Last week I participated in a NAMW teleseminar with Linda Joy Myers on Mining Your Memories. Her use of new terms and a unique slant on things left me thinking differently about my memoir. She asked us to think of 10 ‘turning points’ or moments in our lives to form the basic structure of our memoir. Her simple use of the dynamic words, ‘turning point’, instead of ‘story’, suggests movement through the arc of our story. The turning points serve as markers of our progress through events, crises and the climax until we change and the problems are resolved or at least some change is observed.
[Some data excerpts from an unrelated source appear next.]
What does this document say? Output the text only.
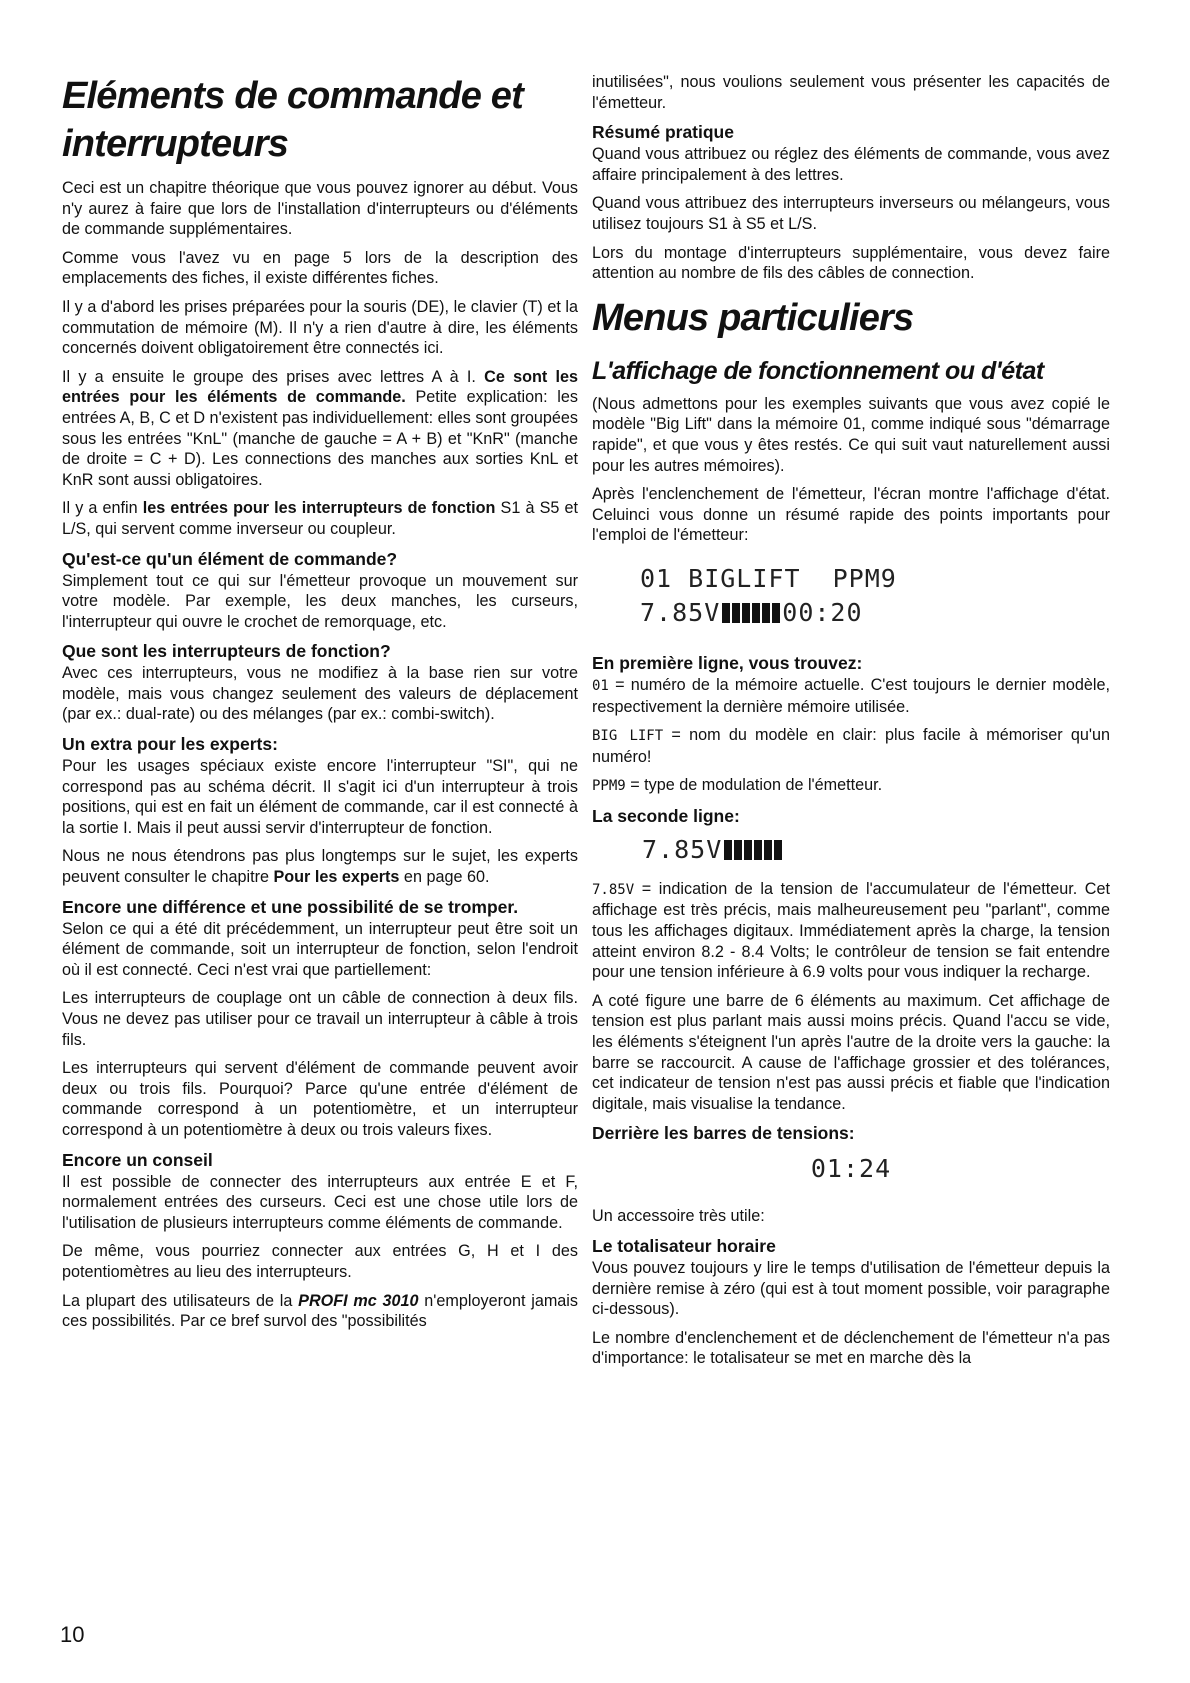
Eléments de commande et interrupteurs

Ceci est un chapitre théorique que vous pouvez ignorer au début. Vous n'y aurez à faire que lors de l'installation d'interrupteurs ou d'éléments de commande supplémentaires.

Comme vous l'avez vu en page 5 lors de la description des emplacements des fiches, il existe différentes fiches.

Il y a d'abord les prises préparées pour la souris (DE), le clavier (T) et la commutation de mémoire (M). Il n'y a rien d'autre à dire, les éléments concernés doivent obligatoirement être connectés ici.

Il y a ensuite le groupe des prises avec lettres A à I. Ce sont les entrées pour les éléments de commande. Petite explication: les entrées A, B, C et D n'existent pas individuellement: elles sont groupées sous les entrées "KnL" (manche de gauche = A + B) et "KnR" (manche de droite = C + D). Les connections des manches aux sorties KnL et KnR sont aussi obligatoires.

Il y a enfin les entrées pour les interrupteurs de fonction S1 à S5 et L/S, qui servent comme inverseur ou coupleur.

Qu'est-ce qu'un élément de commande?

Simplement tout ce qui sur l'émetteur provoque un mouvement sur votre modèle. Par exemple, les deux manches, les curseurs, l'interrupteur qui ouvre le crochet de remorquage, etc.

Que sont les interrupteurs de fonction?

Avec ces interrupteurs, vous ne modifiez à la base rien sur votre modèle, mais vous changez seulement des valeurs de déplacement (par ex.: dual-rate) ou des mélanges (par ex.: combi-switch).

Un extra pour les experts:

Pour les usages spéciaux existe encore l'interrupteur "SI", qui ne correspond pas au schéma décrit. Il s'agit ici d'un interrupteur à trois positions, qui est en fait un élément de commande, car il est connecté à la sortie I. Mais il peut aussi servir d'interrupteur de fonction.

Nous ne nous étendrons pas plus longtemps sur le sujet, les experts peuvent consulter le chapitre Pour les experts en page 60.

Encore une différence et une possibilité de se tromper.

Selon ce qui a été dit précédemment, un interrupteur peut être soit un élément de commande, soit un interrupteur de fonction, selon l'endroit où il est connecté. Ceci n'est vrai que partiellement:

Les interrupteurs de couplage ont un câble de connection à deux fils. Vous ne devez pas utiliser pour ce travail un interrupteur à câble à trois fils.

Les interrupteurs qui servent d'élément de commande peuvent avoir deux ou trois fils. Pourquoi? Parce qu'une entrée d'élément de commande correspond à un potentiomètre, et un interrupteur correspond à un potentiomètre à deux ou trois valeurs fixes.

Encore un conseil

Il est possible de connecter des interrupteurs aux entrée E et F, normalement entrées des curseurs. Ceci est une chose utile lors de l'utilisation de plusieurs interrupteurs comme éléments de commande.

De même, vous pourriez connecter aux entrées G, H et I des potentiomètres au lieu des interrupteurs.

La plupart des utilisateurs de la PROFI mc 3010 n'employeront jamais ces possibilités. Par ce bref survol des "possibilités

inutilisées", nous voulions seulement vous présenter les capacités de l'émetteur.

Résumé pratique

Quand vous attribuez ou réglez des éléments de commande, vous avez affaire principalement à des lettres.

Quand vous attribuez des interrupteurs inverseurs ou mélangeurs, vous utilisez toujours S1 à S5 et L/S.

Lors du montage d'interrupteurs supplémentaire, vous devez faire attention au nombre de fils des câbles de connection.

Menus particuliers
L'affichage de fonctionnement ou d'état

(Nous admettons pour les exemples suivants que vous avez copié le modèle "Big Lift" dans la mémoire 01, comme indiqué sous "démarrage rapide", et que vous y êtes restés. Ce qui suit vaut naturellement aussi pour les autres mémoires).

Après l'enclenchement de l'émetteur, l'écran montre l'affichage d'état. Celuinci vous donne un résumé rapide des points importants pour l'emploi de l'émetteur:

01 BIGLIFT  PPM9
7.85V 00:20
En première ligne, vous trouvez:

01 = numéro de la mémoire actuelle. C'est toujours le dernier modèle, respectivement la dernière mémoire utilisée.

BIG LIFT = nom du modèle en clair: plus facile à mémoriser qu'un numéro!

PPM9 = type de modulation de l'émetteur.

La seconde ligne:
7.85V

7.85V = indication de la tension de l'accumulateur de l'émetteur. Cet affichage est très précis, mais malheureusement peu "parlant", comme tous les affichages digitaux. Immédiatement après la charge, la tension atteint environ 8.2 - 8.4 Volts; le contrôleur de tension se fait entendre pour une tension inférieure à 6.9 volts pour vous indiquer la recharge.

A coté figure une barre de 6 éléments au maximum. Cet affichage de tension est plus parlant mais aussi moins précis. Quand l'accu se vide, les éléments s'éteignent l'un après l'autre de la droite vers la gauche: la barre se raccourcit. A cause de l'affichage grossier et des tolérances, cet indicateur de tension n'est pas aussi précis et fiable que l'indication digitale, mais visualise la tendance.

Derrière les barres de tensions:
01:24

Un accessoire très utile:

Le totalisateur horaire

Vous pouvez toujours y lire le temps d'utilisation de l'émetteur depuis la dernière remise à zéro (qui est à tout moment possible, voir paragraphe ci-dessous).

Le nombre d'enclenchement et de déclenchement de l'émetteur n'a pas d'importance: le totalisateur se met en marche dès la

10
Using this framework, I mentally reviewed my stories in chapters already written. I considered all the changes that had occurred in my life. I thought about the births of my 3 younger siblings. I thought about special people in my life: roomers who lived with us when I was a child and were like extended family . I thought of the child I was until the age of 9 and how much I changed after we moved to the suburbs. I thought about family secrets revealed when my grandfather died. I thought about the secrets I carried and how that affected me. Now I realize what the theme of my story is and how I need to shorten the time frame and write a tight focused memoir instead of a sprawling life story. The turning points or stories that I choose will be the ones that speak to my theme.
The next step will be to plot my turning points on my time line. Instead of plotting my entire life, I will plot only the first 18 years and see where that takes me.